L’Association des Opérateurs Télécoms Alternatifs monte au créneau et saisit l’Autorité de la concurrence autour de la possibilité de scinder Orange en deux parties distinctes. Explications.
La question de la séparation structurelle d’Orange en raison de son héritage d’une infrastructure essentielle financée pour partie par des fonds publics est posée. Créée en 2017, l’AOTA, qui regroupe 45 opérateurs issus du secteur des télécoms et de l’Internet, dénonce aujourd’hui "l’accès stratégique au génie civil pour son réseau téléphonique historique permettant l’Internet haut débit (l’ADSL)" dont dispose Orange mais aussi "l’avantage" lui permettant "de se reconstituer un monopole dans la fibre optique", rapporte ce matin L’Express. Selon ses informations, l’hebdomadaire révèle par ailleurs que l’Association des Opérateurs Télécoms Alternatifs a saisi à l’automne dernier l’Autorité de la concurrence dans le but d’obtenir sa position sur une éventuelle séparation en deux entités d’Orange. L’autorité administrative indépendante chargée de lutter contre les pratiques anticoncurrentielles et d’étudier le fonctionnement des marchés, étudierait actuellement cette possibilité.

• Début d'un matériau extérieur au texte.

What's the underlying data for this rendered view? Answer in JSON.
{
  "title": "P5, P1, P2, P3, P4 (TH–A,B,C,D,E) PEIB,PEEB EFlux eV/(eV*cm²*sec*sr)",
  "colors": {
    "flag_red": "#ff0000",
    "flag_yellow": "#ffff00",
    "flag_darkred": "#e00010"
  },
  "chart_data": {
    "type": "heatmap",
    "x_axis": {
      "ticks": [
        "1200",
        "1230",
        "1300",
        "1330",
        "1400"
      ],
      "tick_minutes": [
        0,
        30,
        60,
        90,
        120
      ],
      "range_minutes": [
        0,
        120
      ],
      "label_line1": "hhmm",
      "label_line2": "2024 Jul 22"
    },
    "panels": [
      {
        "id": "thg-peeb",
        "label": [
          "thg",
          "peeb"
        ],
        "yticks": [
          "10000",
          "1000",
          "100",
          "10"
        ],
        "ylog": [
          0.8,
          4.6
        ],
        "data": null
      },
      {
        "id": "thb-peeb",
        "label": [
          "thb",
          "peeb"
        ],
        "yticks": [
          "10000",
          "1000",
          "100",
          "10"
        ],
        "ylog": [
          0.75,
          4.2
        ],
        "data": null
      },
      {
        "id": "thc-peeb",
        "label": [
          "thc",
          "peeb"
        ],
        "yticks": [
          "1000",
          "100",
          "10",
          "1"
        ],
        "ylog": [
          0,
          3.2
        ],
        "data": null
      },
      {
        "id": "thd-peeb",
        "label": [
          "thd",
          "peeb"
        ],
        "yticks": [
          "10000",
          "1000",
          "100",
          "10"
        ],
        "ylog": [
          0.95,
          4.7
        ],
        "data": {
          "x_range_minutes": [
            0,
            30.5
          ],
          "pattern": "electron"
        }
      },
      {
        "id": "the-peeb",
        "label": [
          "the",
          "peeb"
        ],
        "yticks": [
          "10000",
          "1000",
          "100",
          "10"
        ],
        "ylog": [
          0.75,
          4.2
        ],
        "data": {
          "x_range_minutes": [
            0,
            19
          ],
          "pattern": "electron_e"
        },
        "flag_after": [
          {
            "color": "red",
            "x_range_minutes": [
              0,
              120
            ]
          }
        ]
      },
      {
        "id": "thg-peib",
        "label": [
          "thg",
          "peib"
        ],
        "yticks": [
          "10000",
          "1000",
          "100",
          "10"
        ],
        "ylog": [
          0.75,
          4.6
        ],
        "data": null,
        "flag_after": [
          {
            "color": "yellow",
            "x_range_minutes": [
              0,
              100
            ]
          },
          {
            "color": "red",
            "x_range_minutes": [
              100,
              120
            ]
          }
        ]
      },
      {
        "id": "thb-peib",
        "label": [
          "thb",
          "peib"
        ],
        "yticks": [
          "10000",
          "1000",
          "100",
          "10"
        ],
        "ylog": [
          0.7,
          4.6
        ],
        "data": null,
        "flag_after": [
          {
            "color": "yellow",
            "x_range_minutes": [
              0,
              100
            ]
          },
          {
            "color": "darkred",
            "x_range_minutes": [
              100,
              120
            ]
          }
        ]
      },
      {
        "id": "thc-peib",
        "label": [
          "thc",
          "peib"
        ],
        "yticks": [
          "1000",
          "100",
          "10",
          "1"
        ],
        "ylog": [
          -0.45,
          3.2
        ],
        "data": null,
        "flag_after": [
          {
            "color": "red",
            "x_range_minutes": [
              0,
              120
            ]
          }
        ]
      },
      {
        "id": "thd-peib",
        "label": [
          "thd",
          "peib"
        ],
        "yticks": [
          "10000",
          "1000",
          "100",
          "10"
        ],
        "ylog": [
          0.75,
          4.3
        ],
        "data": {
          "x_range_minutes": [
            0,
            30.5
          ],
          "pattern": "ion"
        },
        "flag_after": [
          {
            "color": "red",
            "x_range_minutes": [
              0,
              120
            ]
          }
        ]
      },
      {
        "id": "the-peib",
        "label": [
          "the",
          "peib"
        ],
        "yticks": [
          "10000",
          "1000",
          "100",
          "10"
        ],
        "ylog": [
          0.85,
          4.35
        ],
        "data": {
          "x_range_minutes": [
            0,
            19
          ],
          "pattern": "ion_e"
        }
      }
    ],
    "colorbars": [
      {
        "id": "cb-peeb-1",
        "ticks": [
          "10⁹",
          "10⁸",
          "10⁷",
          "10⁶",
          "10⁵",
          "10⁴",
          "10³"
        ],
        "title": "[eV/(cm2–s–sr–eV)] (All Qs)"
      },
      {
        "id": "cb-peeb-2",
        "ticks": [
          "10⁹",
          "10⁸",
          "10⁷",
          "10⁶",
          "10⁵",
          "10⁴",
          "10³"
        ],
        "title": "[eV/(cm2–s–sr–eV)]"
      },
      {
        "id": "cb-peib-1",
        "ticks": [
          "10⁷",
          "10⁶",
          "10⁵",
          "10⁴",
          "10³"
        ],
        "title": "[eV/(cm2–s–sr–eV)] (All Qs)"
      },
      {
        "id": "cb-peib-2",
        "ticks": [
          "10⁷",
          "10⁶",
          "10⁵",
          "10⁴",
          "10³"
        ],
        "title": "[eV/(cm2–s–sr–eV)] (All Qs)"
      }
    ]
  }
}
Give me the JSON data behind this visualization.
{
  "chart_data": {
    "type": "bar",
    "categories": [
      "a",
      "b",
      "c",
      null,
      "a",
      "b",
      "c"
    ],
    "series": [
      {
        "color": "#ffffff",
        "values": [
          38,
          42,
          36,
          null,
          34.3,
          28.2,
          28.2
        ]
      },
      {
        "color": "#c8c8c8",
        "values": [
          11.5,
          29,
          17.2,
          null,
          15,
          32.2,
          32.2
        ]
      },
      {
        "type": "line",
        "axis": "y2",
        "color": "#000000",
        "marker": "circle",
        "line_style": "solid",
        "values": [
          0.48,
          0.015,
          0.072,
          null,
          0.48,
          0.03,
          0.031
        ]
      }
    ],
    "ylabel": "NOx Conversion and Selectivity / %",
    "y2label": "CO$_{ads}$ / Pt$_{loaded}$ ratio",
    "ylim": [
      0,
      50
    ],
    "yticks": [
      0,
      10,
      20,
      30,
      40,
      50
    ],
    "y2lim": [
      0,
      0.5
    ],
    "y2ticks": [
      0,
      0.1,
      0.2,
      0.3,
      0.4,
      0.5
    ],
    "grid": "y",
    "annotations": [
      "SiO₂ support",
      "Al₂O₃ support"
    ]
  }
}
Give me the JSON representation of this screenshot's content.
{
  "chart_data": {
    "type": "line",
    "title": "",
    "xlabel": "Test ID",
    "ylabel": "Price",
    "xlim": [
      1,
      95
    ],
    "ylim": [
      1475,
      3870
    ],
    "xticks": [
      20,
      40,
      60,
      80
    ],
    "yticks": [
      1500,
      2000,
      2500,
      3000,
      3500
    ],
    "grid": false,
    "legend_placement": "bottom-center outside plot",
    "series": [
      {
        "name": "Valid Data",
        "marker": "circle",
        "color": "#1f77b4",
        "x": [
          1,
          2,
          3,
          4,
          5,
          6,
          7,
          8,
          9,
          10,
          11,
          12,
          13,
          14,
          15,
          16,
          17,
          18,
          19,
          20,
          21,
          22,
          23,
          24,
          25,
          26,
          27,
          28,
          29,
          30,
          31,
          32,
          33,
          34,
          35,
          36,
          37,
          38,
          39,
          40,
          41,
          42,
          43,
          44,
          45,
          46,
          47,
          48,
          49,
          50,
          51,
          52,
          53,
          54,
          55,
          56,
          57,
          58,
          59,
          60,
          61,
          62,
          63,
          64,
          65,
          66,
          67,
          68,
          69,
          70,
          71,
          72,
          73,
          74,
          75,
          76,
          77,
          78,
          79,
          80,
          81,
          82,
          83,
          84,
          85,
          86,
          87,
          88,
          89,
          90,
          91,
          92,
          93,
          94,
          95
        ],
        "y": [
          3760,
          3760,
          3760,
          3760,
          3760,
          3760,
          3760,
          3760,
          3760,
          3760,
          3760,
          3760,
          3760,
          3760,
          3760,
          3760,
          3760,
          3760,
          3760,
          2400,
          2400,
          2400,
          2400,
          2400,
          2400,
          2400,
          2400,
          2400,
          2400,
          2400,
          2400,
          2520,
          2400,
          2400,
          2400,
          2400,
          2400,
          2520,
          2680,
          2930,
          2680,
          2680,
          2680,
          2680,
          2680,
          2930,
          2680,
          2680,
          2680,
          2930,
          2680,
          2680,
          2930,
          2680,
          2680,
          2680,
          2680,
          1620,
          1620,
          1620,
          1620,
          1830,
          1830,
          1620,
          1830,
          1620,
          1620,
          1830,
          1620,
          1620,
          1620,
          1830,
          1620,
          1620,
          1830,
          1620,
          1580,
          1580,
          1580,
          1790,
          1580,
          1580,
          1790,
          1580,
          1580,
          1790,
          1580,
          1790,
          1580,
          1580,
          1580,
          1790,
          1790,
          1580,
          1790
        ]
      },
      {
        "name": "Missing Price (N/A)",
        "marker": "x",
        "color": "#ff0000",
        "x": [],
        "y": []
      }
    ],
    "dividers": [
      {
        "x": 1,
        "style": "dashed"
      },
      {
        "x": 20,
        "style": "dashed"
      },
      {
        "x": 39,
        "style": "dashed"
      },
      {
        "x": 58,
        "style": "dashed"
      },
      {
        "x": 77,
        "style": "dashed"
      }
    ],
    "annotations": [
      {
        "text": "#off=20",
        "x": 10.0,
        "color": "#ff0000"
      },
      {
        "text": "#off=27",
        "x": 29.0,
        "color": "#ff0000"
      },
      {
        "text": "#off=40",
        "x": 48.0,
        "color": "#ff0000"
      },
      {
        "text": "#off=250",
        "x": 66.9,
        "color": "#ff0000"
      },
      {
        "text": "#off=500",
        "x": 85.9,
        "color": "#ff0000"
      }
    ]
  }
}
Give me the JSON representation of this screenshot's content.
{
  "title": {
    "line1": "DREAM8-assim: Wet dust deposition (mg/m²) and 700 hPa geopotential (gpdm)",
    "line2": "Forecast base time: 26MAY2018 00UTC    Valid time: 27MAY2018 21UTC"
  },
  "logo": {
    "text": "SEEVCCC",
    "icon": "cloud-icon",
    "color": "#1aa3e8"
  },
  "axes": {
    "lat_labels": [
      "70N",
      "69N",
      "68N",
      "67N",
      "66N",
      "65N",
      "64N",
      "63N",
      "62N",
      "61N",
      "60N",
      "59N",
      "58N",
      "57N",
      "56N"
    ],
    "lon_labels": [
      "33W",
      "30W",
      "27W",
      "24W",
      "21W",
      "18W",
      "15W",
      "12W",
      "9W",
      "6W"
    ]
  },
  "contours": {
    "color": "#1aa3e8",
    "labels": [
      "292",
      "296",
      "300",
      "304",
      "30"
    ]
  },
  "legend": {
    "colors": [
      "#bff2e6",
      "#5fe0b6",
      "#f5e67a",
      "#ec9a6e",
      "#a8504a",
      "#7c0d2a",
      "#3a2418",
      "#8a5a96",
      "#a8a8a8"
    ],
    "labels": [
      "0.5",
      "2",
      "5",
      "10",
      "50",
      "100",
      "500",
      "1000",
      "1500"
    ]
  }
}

La conviction de l’AOTA est fondée dans le contexte actuel, il est impossible pour ses opérateurs adhérents de proposer des offres commerciales "identiques" à celle d’Orange. Leur demande est on ne peut plus claire, à savoir diviser l’opérateur historique en deux sociétés. La première dédiée aux infrastructures et la seconde à ses activités de service. Affaire à suivre.